DNA-PKcs plays a dominant role in the regulation of H2AX phosphorylation in response to DNA damage and cell cycle progression.

BACKGROUND: When DNA double-strand breaks (DSB) are induced by ionizing radiation (IR) in cells, histone H2AX is quickly phosphorylated into gamma-H2AX (p-S139) around the DSB site. The necessity of DNA-PKcs in regulating the phosphorylation of H2AX in response to DNA damage and cell cycle progression was investigated.

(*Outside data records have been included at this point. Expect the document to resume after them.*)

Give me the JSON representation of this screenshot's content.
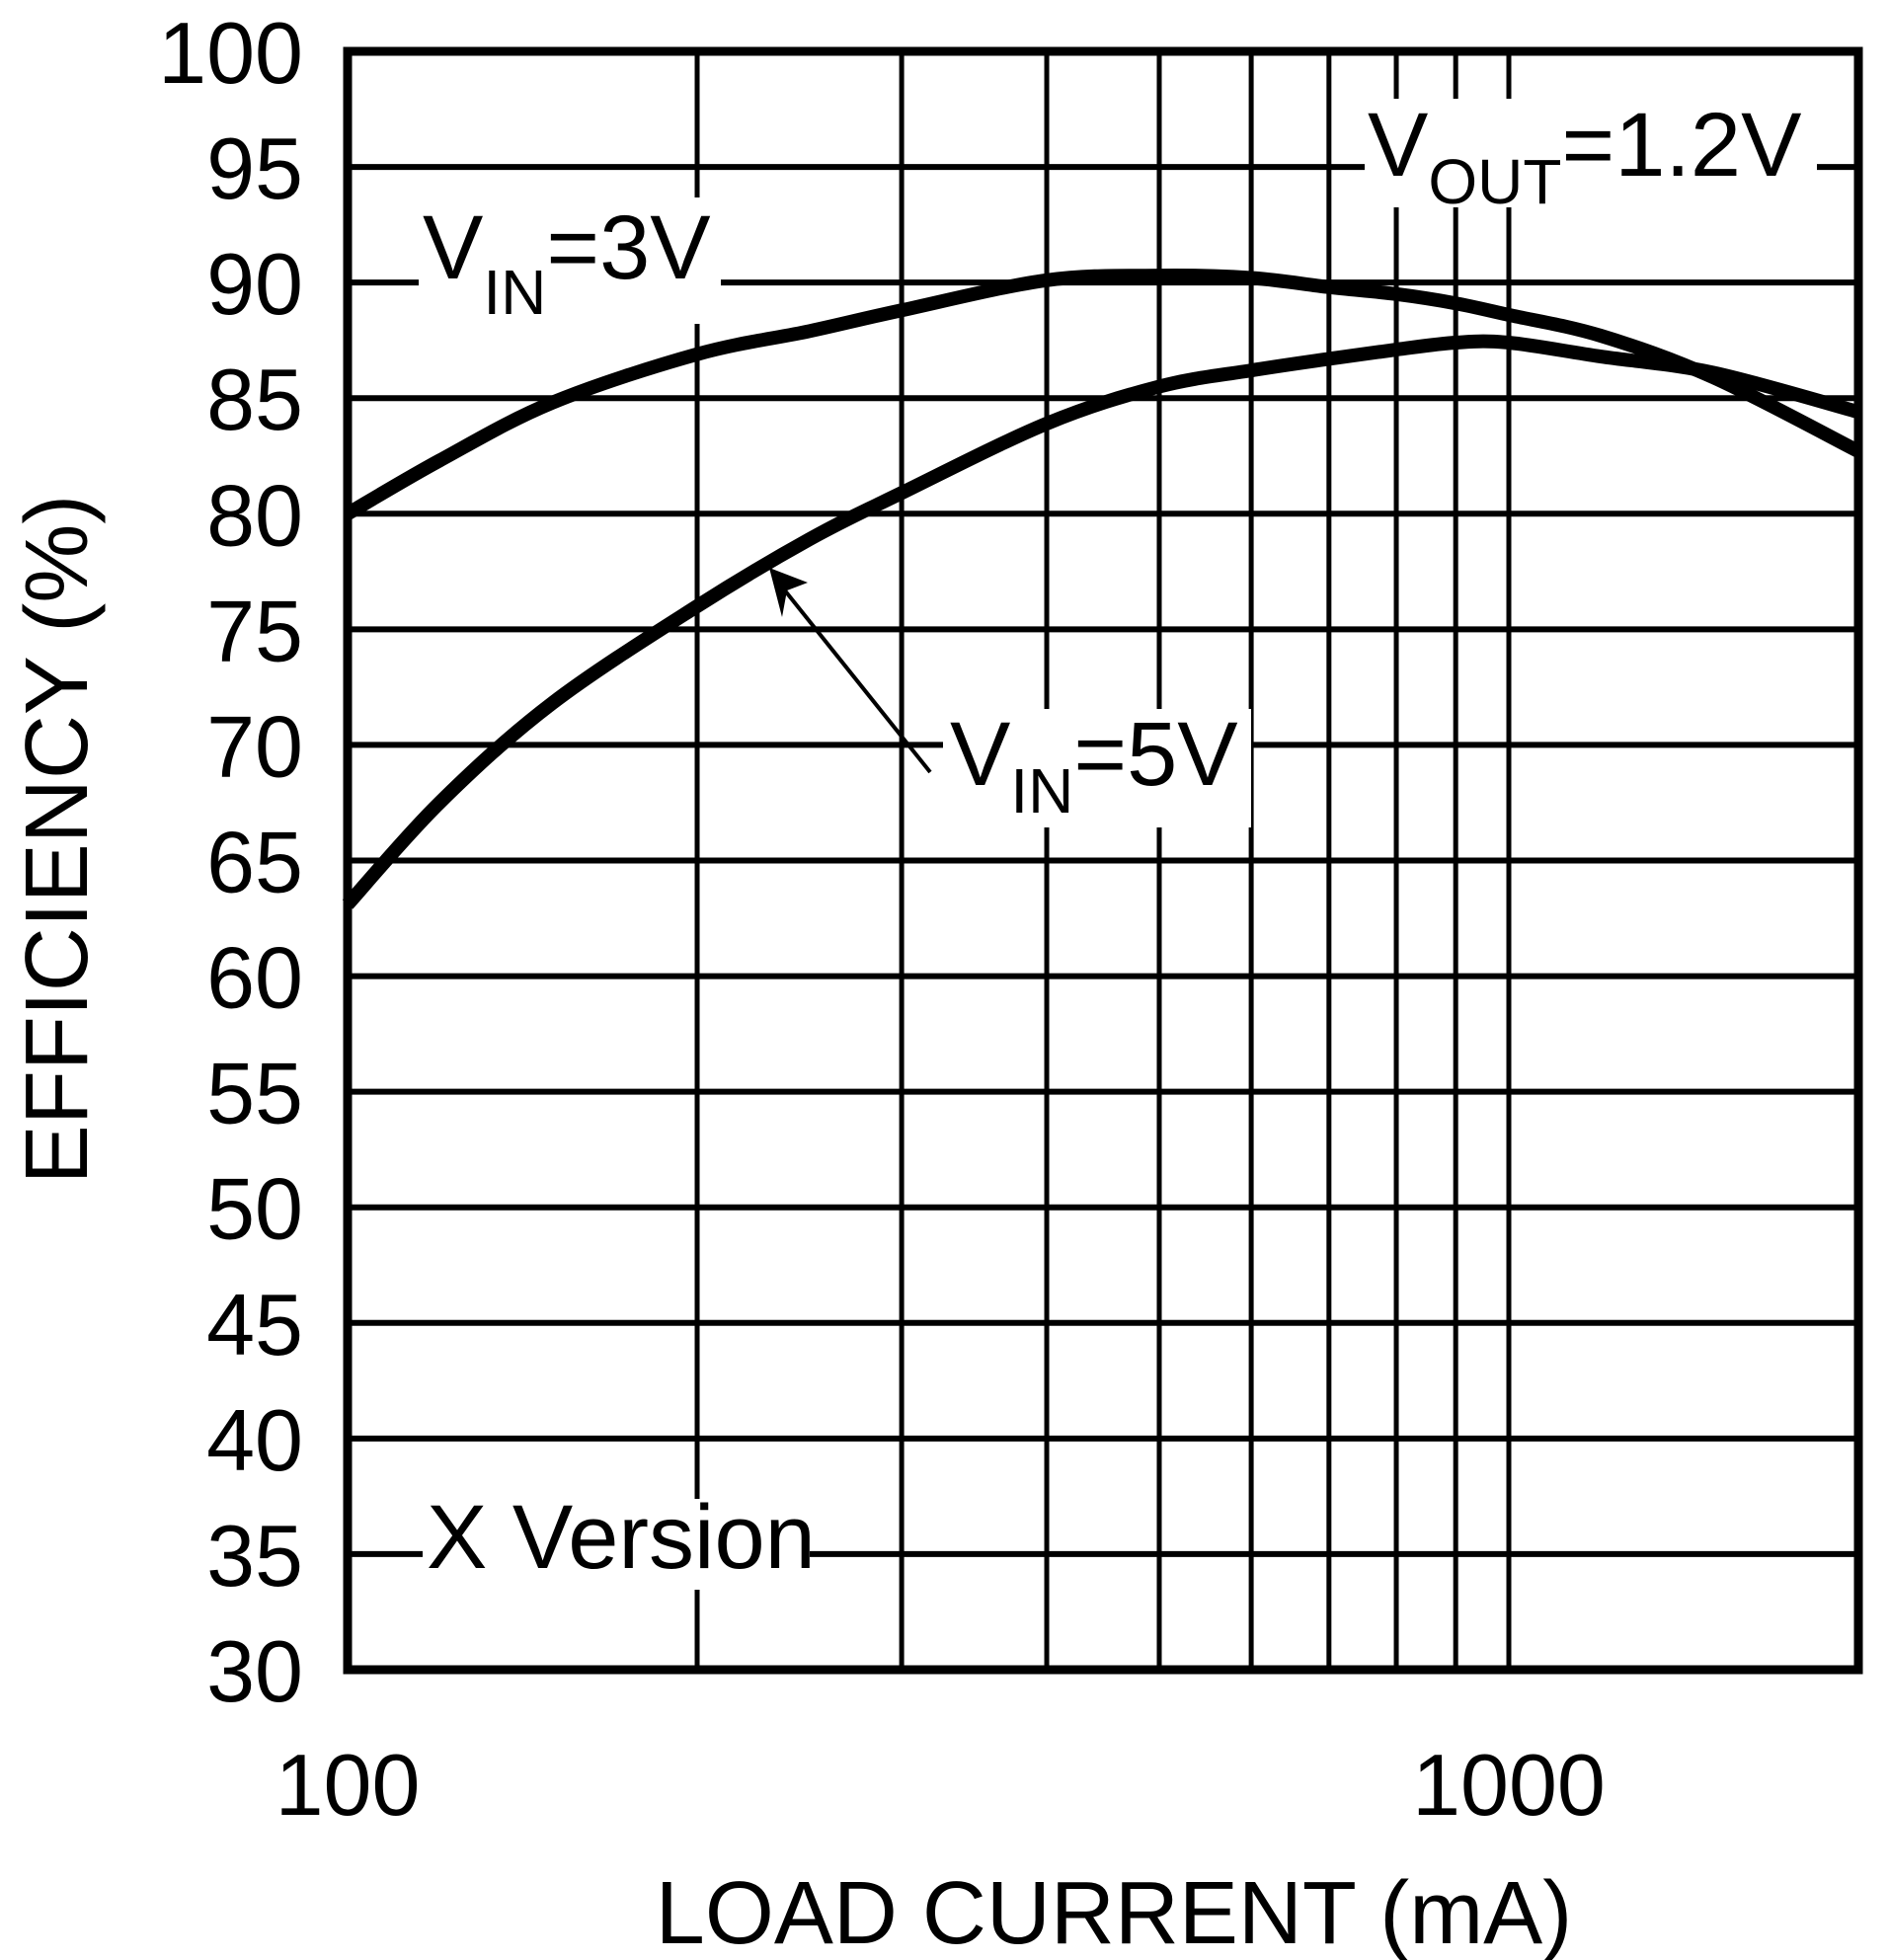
{
  "chart_data": {
    "type": "line",
    "title": "",
    "xlabel": "LOAD CURRENT (mA)",
    "ylabel": "EFFICIENCY (%)",
    "xscale": "log",
    "xlim": [
      100,
      2000
    ],
    "ylim": [
      30,
      100
    ],
    "grid": true,
    "y_ticks": [
      100,
      95,
      90,
      85,
      80,
      75,
      70,
      65,
      60,
      55,
      50,
      45,
      40,
      35,
      30
    ],
    "x_tick_labels": [
      {
        "value": 100,
        "label": "100"
      },
      {
        "value": 1000,
        "label": "1000"
      }
    ],
    "x_minor_gridlines": [
      200,
      300,
      400,
      500,
      600,
      700,
      800,
      900,
      1000
    ],
    "series": [
      {
        "name": "VIN=3V",
        "x": [
          100,
          120,
          150,
          200,
          250,
          300,
          400,
          500,
          600,
          700,
          800,
          900,
          1000,
          1200,
          1500,
          2000
        ],
        "values": [
          80.0,
          82.3,
          84.8,
          86.9,
          87.9,
          88.8,
          90.1,
          90.3,
          90.2,
          89.8,
          89.5,
          89.1,
          88.6,
          87.7,
          85.9,
          82.7
        ]
      },
      {
        "name": "VIN=5V",
        "x": [
          100,
          120,
          150,
          200,
          250,
          300,
          400,
          500,
          600,
          700,
          800,
          900,
          1000,
          1200,
          1500,
          2000
        ],
        "values": [
          63.1,
          67.5,
          71.8,
          76.0,
          78.9,
          80.9,
          83.9,
          85.5,
          86.2,
          86.7,
          87.1,
          87.4,
          87.4,
          86.8,
          86.1,
          84.4
        ]
      }
    ],
    "annotations": [
      {
        "id": "vin3",
        "main": "V",
        "sub": "IN",
        "rest": "=3V"
      },
      {
        "id": "vin5",
        "main": "V",
        "sub": "IN",
        "rest": "=5V",
        "arrow_to_series": "VIN=5V"
      },
      {
        "id": "vout",
        "main": "V",
        "sub": "OUT",
        "rest": "=1.2V"
      },
      {
        "id": "version",
        "text": "X Version"
      }
    ]
  }
}
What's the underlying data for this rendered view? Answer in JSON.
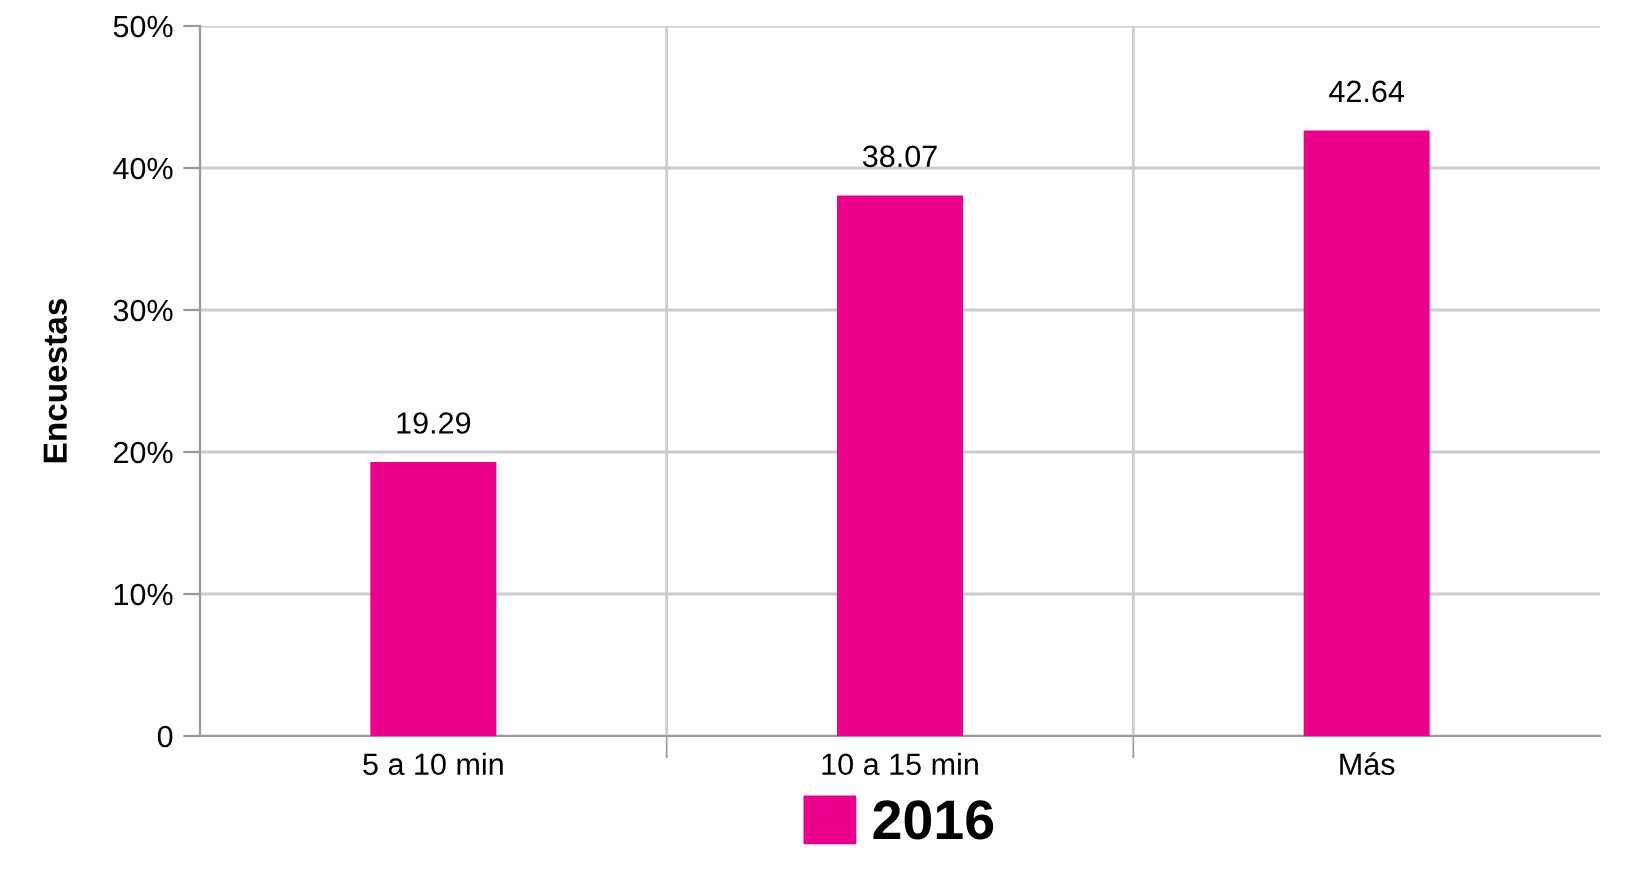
{
  "chart_data": {
    "type": "bar",
    "ylabel": "Encuestas",
    "categories": [
      "5 a 10 min",
      "10 a 15 min",
      "Más"
    ],
    "series": [
      {
        "name": "2016",
        "color": "#ec008c",
        "values": [
          19.29,
          38.07,
          42.64
        ]
      }
    ],
    "ylim": [
      0,
      50
    ],
    "yticks": [
      {
        "value": 0,
        "label": "0"
      },
      {
        "value": 10,
        "label": "10%"
      },
      {
        "value": 20,
        "label": "20%"
      },
      {
        "value": 30,
        "label": "30%"
      },
      {
        "value": 40,
        "label": "40%"
      },
      {
        "value": 50,
        "label": "50%"
      }
    ],
    "grid": true,
    "legend": "bottom",
    "data_labels": true
  }
}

RESULTS: The level of gamma H2AX in HeLa cells increased rapidly with a peak level at 0.25 - 1.0 h after 4 Gy gamma irradiation. SiRNA-mediated depression of DNA-PKcs resulted in a strikingly decreased level of gamma H2AX. An increased gamma H2AX was also induced in the ATM deficient cell line AT5BIVA at 0.5 - 1.0 h after 4 Gy gamma rays, and this IR-increased gamma H2AX in ATM deficient cells was dramatically abolished by the PIKK inhibitor wortmannin and the DNA-PKcs specific inhibitor NU7026. A high level of constitutive expression of gamma H2AX was observed in another ATM deficient cell line ATS4. The alteration of gamma H2AX level associated with cell cycle progression was also observed. HeLa cells with siRNA-depressed DNA-PKcs (HeLa-H1) or normal level DNA-PKcs (HeLa-NC) were synchronized at the G1 phase with the thymidine double-blocking method. At approximately 5 h after the synchronized cells were released from the G1 block, the S phase cells were dominant (80%) for both HeLa-H1 and HeLa-NC cells. At 8 - 9 h after the synchronized cells released from the G1 block, the proportion of G2/M population reached 56 - 60% for HeLa-NC cells, which was higher than that for HeLa H1 cells (33 - 40%). Consistently, the proportion of S phase for HeLa-NC cells decreased to approximately 15%; while a higher level (26 - 33%) was still maintained for the DNA-PKcs depleted HeLa-H1 cells during this period. In HeLa-NC cells, the gamma H2AX level increased gradually as the cells were released from the G1 block and entered the G2/M phase. However, this gamma H2AX alteration associated with cell cycle progressing was remarkably suppressed in the DNA-PKcs depleted HeLa-H1 cells, while wortmannin and NU7026 could also suppress this cell cycle related phosphorylation of H2AX. Furthermore, inhibition of GSK3 beta activity with LiCl or specific siRNA could up-regulate the gamma H2AX level and prolong the time of increased gamma H2AX to 10 h or more after 4 Gy. GSK3 beta is a negative regulation target of DNA-PKcs/Akt signaling via phosphorylation on Ser9, which leads to its inactivation. Depression of DNA-PKcs in HeLa cells leads to a decreased phosphorylation of Akt on Ser473 and its target GSK3 beta on Ser9, which, in other words, results in an increased activation of GSK3 beta. In addition, inhibition of PDK (another up-stream regulator of Akt/GSK3 beta) by siRNA can also decrease the induction of gamma H2AX in response to both DNA damage and cell cycle progression.

CONCLUSION: DNA-PKcs plays a dominant role in regulating the phosphorylation of H2AX in response to both DNA damage and cell cycle progression. It can directly phosphorylate H2AX independent of ATM and indirectly modulate the phosphorylation level of gamma H2AX via the Akt/GSK3 beta signal pathway.